Compromis, intrigues, rebondissements, trahisons.
Définition d’un roman d’aventures ?
D’un feuilleton du type « Feux de l’Amour » ?
Fausse route,
Description d’un milieu qu’on imagine dans notre innocence consacré aux seules exigences du bel esprit, vierge de toute vilenie, loin de toute compromission :
Le monde de l’édition, des prix littéraires et des écrivains.
En cette saison de rentrée, félicitons Jean-Paul Tribout de ce délectable choix d’actualité allié à son talent de metteur en scène sachant faire ressortir, avec finesse et alacrité, tout le suc et le sel des répliques.
Sous la plume d’Edouard Bourdet, aussi alerte, incisive, mordante que dans ses pièces plus connues comme « les Temps difficiles » ou « Le Sexe faible »,
« Vient de Paraître » se situe au-delà de la comédie de boulevard.
Une comédie de mœurs qui n’a rien perdu de sa modernité,
Joyeuse satire, féroce et sans d’aigreur, mêlant avec un art consommé portraits sans concession, mélodrame conjugal et pouvoir de l’argent.
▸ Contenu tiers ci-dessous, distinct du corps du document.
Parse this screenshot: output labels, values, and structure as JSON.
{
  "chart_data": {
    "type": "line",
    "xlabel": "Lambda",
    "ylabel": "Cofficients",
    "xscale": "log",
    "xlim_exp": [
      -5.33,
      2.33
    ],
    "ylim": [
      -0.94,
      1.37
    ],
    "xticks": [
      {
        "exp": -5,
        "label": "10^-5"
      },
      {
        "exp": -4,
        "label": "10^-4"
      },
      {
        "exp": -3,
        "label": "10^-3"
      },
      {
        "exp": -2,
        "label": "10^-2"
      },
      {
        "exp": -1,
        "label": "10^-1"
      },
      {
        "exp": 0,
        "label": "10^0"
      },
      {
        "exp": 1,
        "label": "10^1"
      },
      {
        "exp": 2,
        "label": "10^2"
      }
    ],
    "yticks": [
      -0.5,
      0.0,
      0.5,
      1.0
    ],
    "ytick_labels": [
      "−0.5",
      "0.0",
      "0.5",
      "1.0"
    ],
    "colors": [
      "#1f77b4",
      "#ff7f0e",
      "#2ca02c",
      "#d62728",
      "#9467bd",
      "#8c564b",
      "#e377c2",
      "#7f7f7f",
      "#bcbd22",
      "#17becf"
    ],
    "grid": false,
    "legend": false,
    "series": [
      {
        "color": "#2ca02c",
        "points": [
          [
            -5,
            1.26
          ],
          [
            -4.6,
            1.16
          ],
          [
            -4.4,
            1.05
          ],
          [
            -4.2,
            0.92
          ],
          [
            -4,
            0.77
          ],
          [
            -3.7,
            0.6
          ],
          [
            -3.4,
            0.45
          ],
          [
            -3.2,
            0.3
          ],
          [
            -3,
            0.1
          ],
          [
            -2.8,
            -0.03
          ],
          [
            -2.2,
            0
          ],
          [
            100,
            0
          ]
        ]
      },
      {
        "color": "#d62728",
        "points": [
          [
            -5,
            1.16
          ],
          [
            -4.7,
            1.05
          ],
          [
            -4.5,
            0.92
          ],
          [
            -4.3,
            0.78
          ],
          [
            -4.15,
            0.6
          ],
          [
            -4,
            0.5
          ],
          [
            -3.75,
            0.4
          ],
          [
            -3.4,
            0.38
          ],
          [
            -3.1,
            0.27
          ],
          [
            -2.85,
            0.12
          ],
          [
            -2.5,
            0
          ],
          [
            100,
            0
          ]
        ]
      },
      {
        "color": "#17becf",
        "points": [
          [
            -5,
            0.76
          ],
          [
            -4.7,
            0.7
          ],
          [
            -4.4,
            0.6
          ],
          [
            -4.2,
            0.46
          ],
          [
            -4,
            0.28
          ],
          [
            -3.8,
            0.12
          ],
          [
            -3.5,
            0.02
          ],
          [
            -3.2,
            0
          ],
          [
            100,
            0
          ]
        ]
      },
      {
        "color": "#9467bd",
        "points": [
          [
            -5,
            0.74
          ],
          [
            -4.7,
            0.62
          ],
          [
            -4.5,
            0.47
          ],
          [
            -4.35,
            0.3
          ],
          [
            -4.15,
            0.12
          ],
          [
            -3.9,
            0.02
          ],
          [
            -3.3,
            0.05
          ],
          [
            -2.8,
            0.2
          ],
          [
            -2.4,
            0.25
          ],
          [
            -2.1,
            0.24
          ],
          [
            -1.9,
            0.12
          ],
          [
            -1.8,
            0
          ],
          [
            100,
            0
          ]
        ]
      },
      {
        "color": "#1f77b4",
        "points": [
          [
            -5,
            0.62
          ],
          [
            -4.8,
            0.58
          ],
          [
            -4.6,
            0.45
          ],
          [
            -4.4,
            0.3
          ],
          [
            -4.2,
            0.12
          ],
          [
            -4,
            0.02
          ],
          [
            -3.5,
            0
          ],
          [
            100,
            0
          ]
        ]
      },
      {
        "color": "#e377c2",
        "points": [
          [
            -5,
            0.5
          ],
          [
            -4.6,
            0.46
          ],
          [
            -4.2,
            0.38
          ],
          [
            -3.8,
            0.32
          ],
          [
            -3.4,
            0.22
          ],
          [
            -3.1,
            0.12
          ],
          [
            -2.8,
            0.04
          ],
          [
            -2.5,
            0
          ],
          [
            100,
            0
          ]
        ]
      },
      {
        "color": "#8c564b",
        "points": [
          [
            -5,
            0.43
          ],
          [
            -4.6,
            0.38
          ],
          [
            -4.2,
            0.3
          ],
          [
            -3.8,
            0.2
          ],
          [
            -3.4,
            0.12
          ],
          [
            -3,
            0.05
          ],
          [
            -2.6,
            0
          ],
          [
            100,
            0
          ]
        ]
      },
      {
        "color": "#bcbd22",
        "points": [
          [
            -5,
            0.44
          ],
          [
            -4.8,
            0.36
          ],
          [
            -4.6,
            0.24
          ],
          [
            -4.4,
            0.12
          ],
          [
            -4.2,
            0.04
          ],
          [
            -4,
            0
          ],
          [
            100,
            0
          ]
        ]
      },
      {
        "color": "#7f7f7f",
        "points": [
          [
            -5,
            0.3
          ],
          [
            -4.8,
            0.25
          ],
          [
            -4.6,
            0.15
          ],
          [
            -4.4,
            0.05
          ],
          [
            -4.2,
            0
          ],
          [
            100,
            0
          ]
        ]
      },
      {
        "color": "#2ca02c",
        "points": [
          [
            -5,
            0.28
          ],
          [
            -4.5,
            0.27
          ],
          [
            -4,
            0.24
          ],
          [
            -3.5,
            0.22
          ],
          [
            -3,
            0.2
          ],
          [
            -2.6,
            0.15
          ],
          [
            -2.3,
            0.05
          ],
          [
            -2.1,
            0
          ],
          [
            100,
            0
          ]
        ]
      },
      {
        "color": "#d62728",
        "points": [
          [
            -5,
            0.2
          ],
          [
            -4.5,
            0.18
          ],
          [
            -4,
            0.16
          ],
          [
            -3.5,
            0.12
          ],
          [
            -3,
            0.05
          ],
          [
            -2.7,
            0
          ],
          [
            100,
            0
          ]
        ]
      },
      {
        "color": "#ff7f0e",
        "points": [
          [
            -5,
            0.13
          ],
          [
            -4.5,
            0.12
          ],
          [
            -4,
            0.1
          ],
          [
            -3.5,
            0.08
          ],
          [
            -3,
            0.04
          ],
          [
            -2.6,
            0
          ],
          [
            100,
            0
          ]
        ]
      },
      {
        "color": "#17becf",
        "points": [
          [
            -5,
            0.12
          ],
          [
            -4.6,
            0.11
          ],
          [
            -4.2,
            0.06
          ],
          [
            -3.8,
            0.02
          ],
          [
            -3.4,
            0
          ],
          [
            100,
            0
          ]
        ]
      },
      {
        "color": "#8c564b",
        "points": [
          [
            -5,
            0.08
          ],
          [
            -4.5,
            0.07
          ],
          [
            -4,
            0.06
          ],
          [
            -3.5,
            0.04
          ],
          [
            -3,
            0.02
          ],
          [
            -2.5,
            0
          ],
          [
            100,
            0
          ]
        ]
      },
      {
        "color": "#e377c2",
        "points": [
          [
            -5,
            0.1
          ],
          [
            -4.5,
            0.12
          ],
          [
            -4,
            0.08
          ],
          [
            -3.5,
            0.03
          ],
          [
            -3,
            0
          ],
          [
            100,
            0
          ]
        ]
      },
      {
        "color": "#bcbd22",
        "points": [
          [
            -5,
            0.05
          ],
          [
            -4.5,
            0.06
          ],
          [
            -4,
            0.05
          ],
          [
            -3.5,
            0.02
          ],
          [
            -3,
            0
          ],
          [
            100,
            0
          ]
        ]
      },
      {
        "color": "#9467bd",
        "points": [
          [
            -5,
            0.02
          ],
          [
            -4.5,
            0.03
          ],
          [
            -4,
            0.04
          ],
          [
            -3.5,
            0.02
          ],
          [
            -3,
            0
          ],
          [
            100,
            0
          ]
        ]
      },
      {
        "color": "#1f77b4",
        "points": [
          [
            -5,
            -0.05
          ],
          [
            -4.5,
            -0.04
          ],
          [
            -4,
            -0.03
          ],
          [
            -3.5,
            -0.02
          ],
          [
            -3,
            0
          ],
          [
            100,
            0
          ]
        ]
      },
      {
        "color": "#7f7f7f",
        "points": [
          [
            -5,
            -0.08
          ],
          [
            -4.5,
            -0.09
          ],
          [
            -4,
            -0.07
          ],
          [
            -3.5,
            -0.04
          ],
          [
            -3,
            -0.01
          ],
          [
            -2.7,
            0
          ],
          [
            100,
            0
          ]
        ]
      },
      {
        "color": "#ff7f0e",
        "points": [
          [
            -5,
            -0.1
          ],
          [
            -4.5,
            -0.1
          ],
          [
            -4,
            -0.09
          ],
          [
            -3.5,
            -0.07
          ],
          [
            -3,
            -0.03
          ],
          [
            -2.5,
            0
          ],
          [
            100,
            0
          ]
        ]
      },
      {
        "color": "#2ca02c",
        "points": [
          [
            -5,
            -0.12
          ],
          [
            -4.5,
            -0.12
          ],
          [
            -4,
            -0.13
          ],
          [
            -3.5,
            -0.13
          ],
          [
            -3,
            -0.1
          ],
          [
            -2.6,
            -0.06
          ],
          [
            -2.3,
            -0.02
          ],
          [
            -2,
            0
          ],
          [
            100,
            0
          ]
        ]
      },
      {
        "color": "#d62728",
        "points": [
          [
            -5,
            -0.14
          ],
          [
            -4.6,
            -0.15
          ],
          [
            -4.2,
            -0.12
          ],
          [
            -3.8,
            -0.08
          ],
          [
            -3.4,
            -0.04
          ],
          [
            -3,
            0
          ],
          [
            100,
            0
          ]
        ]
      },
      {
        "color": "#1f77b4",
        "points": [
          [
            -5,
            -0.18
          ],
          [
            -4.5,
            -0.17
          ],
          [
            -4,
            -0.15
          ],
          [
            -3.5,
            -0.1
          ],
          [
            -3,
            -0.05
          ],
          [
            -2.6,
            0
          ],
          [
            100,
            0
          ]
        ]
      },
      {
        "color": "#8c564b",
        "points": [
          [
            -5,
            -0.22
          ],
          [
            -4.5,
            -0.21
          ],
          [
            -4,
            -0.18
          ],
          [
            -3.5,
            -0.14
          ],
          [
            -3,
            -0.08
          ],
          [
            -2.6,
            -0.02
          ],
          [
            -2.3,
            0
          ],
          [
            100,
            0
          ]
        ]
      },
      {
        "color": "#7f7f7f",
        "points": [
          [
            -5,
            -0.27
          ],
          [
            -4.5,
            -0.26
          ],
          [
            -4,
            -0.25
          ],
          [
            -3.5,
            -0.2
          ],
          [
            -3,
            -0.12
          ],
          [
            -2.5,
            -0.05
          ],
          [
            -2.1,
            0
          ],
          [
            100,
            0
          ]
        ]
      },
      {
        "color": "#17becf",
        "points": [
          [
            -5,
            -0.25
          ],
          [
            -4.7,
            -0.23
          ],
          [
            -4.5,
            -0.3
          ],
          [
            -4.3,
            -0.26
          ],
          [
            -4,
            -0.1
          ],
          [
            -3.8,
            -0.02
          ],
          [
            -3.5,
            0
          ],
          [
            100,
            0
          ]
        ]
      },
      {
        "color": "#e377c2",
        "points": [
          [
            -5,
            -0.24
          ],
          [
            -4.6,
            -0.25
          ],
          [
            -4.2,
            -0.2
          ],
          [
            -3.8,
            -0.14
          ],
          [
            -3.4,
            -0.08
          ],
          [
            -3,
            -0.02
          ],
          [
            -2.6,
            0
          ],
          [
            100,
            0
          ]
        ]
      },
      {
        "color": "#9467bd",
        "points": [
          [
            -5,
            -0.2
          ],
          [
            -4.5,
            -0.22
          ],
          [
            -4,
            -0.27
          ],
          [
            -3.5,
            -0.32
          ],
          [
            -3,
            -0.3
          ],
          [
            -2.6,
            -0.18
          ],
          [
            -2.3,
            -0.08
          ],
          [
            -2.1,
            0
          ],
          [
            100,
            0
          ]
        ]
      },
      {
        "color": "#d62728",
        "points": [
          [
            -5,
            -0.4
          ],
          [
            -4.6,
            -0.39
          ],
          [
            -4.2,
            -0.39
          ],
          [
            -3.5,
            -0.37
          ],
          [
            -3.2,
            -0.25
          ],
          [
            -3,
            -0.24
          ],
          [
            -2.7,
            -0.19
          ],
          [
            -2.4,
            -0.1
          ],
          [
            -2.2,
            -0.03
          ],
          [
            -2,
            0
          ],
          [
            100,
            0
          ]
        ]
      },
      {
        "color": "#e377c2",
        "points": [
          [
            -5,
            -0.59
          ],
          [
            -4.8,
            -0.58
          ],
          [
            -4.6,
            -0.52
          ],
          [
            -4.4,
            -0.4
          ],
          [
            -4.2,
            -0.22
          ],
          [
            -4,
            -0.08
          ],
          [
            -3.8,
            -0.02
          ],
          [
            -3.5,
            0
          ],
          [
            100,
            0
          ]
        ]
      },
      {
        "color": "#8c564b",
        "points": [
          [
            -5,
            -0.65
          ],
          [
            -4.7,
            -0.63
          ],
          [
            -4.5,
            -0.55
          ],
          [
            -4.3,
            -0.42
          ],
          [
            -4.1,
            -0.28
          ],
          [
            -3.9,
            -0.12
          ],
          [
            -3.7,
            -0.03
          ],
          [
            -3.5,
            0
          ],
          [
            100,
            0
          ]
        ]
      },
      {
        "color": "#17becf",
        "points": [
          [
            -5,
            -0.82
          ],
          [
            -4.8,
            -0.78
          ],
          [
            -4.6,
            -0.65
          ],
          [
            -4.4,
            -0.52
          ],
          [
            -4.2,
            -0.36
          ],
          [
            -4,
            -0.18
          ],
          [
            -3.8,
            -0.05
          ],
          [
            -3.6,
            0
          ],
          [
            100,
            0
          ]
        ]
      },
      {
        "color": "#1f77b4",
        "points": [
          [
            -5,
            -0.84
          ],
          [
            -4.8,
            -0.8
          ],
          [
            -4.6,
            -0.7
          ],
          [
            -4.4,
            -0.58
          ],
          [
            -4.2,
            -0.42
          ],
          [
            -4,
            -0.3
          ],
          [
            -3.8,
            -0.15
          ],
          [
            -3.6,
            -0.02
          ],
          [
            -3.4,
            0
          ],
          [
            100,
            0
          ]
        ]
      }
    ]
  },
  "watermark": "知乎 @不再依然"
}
Frêle silhouette, chevelure de neige, aisance naturelle et charme délicieux, Jean-Paul Tribout incarne Moscat, un flamboyant éditeur, vibrionnant, le jour de la remise d’un Prix important à un écrivain publié par sa maison.
Ce corrupteur de jury, opportuniste sans scrupules, brasseur d’affaires infatigable, tour à tour redoutable négociateur ou bassement flatteur,
Se révèle prêt à tous les stratagèmes pour parvenir à ses fins, préserver ses intérêts.
Dans une succession de situations toujours inattendues et surprenantes
Il manipulera avec une habileté diabolique différents protagonistes :
Maréchal, écrivain « maison », auteur prolifique, imbu de sa personne, convaincu de son talent, assuré de son succès, ingrat, veule, infatué et narcissique. S’imaginant séducteur irrésistible auprès du beau sexe, il sera pris au piège de sa vanité et de sa cupidité.
Mèche tombante, fine moustache, regard pénétrant, ton suffisant comme exténué, Jean-Paul Bordes ne saurait être plus comique dans son rôle de fat.
D’abord ignoré avant d’être « exploité », le couple formé par Marc, Eric Herson-Macarel, écrivain parfaitement inconnu, soudain lauréat par défaut du prix destiné à Maréchal, et son épouse Jacqueline, Caroline Maillard.
Ces deux provinciaux, novices devenus célèbres mais désarmés, finiront par triompher, non sans crises ni douleurs, des pièges et exigences du succès magistralement orchestrés par Moscat.
L’inévitable critique « acheté », auteur raté qui se voudrait philosophe, L’écrivain délateur aigri, le fidèle et dévoué manutentionnaire, finissent de composer cet univers dont les ridicules, prétentions et faux-semblants apparaissent avec acuité et tendresse à la fois.
Costumes impeccables de Sonia Bosc, décors astucieux et très réussis d’Amélie Tribout ajoutent la touche finale à ce spectacle pleinement réussi.
Jean-Paul Tribout, un metteur en scène d’une espèce en voie de disparition,
Sans aucune faute de gout,
Entièrement au service de l’auteur et du texte :
Un authentique « Honnête Homme ».
Ne pas manquer son dernier spectacle.